Altamir Heitor Martins

Personal information
- Date of birth: January 14, 1980
- Place of birth: São Paulo, Brazil
- Date of death: March 1, 2012 (aged 32)
- Place of death: Curitiba, Brazil
- Height: 1.85 m (6 ft 1 in)
- Position: Center Back

Youth career
- Ceres

Senior career*
- Years: Team / Apps / (Gls)
- 2005: Guarani
- 2006–2007: National București / 3 / (0)
- 2007–2009: Progresul București / 10 / (1)
- 2009–2010: Paykan / 2 / (0)
- 2010–2012: BEC Tero Sasana

= Altamir Heitor Martins =

Brazilian footballer (1980-2012)

 Altamir Heitor Martins (January 14, 1980 – March 1, 2012) was a Brazilian professional footballer who played for BEC Tero Sasana F.C.

==Career==
Martins transferred from Guarani Futebol Clube to FC National București in October 2006. He made three appearances for National in Liga I during the 2006–07 season.

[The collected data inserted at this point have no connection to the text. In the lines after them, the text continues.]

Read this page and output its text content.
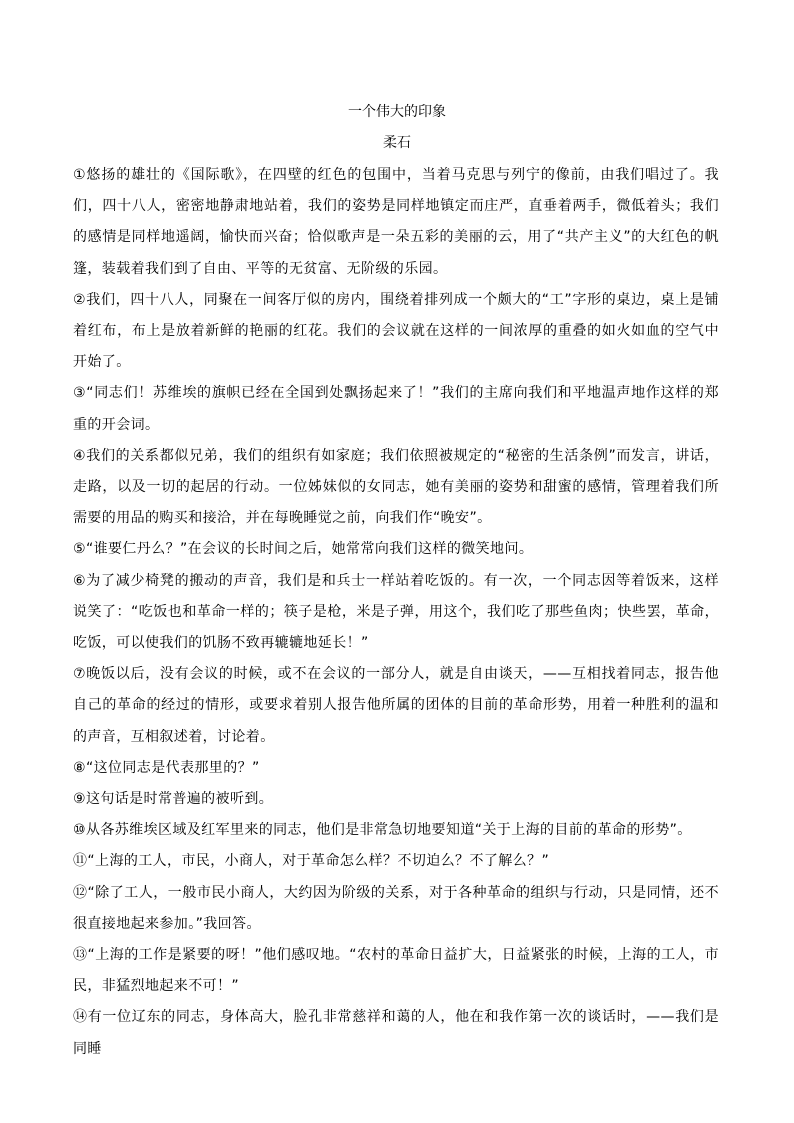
一个伟大的印象
柔石

①悠扬的雄壮的《国际歌》，在四壁的红色的包围中，当着马克思与列宁的像前，由我们唱过了。我们，四十八人，密密地静肃地站着，我们的姿势是同样地镇定而庄严，直垂着两手，微低着头；我们的感情是同样地遥阔，愉快而兴奋；恰似歌声是一朵五彩的美丽的云，用了“共产主义”的大红色的帆篷，装载着我们到了自由、平等的无贫富、无阶级的乐园。

②我们，四十八人，同聚在一间客厅似的房内，围绕着排列成一个颇大的“工”字形的桌边，桌上是铺着红布，布上是放着新鲜的艳丽的红花。我们的会议就在这样的一间浓厚的重叠的如火如血的空气中开始了。

③“同志们！苏维埃的旗帜已经在全国到处飘扬起来了！”我们的主席向我们和平地温声地作这样的郑重的开会词。

④我们的关系都似兄弟，我们的组织有如家庭；我们依照被规定的“秘密的生活条例”而发言，讲话，走路，以及一切的起居的行动。一位姊妹似的女同志，她有美丽的姿势和甜蜜的感情，管理着我们所需要的用品的购买和接洽，并在每晚睡觉之前，向我们作“晚安”。

⑤“谁要仁丹么？”在会议的长时间之后，她常常向我们这样的微笑地问。

⑥为了减少椅凳的搬动的声音，我们是和兵士一样站着吃饭的。有一次，一个同志因等着饭来，这样说笑了：“吃饭也和革命一样的；筷子是枪，米是子弹，用这个，我们吃了那些鱼肉；快些罢，革命，吃饭，可以使我们的饥肠不致再辘辘地延长！”

⑦晚饭以后，没有会议的时候，或不在会议的一部分人，就是自由谈天，——互相找着同志，报告他自己的革命的经过的情形，或要求着别人报告他所属的团体的目前的革命形势，用着一种胜利的温和的声音，互相叙述着，讨论着。

⑧“这位同志是代表那里的？”

⑨这句话是时常普遍的被听到。

⑩从各苏维埃区域及红军里来的同志，他们是非常急切地要知道“关于上海的目前的革命的形势”。

⑪“上海的工人，市民，小商人，对于革命怎么样？不切迫么？不了解么？”

⑫“除了工人，一般市民小商人，大约因为阶级的关系，对于各种革命的组织与行动，只是同情，还不很直接地起来参加。”我回答。

⑬“上海的工作是紧要的呀！”他们感叹地。“农村的革命日益扩大，日益紧张的时候，上海的工人，市民，非猛烈地起来不可！”

⑭有一位辽东的同志，身体高大，脸孔非常慈祥和蔼的人，他在和我作第一次的谈话时，——我们是同睡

The defender joined in summer 2009 from Romanian second league side FC Progresul București to Paykan F.C. After a half year with Paykan F.C. was released and moved to Thai club BEC Tero Sasana F.C. Then few months later with BEC Tero Sasana F.C., he was released.

==Death==
In March 2012, Martins died in Curitiba aged 32.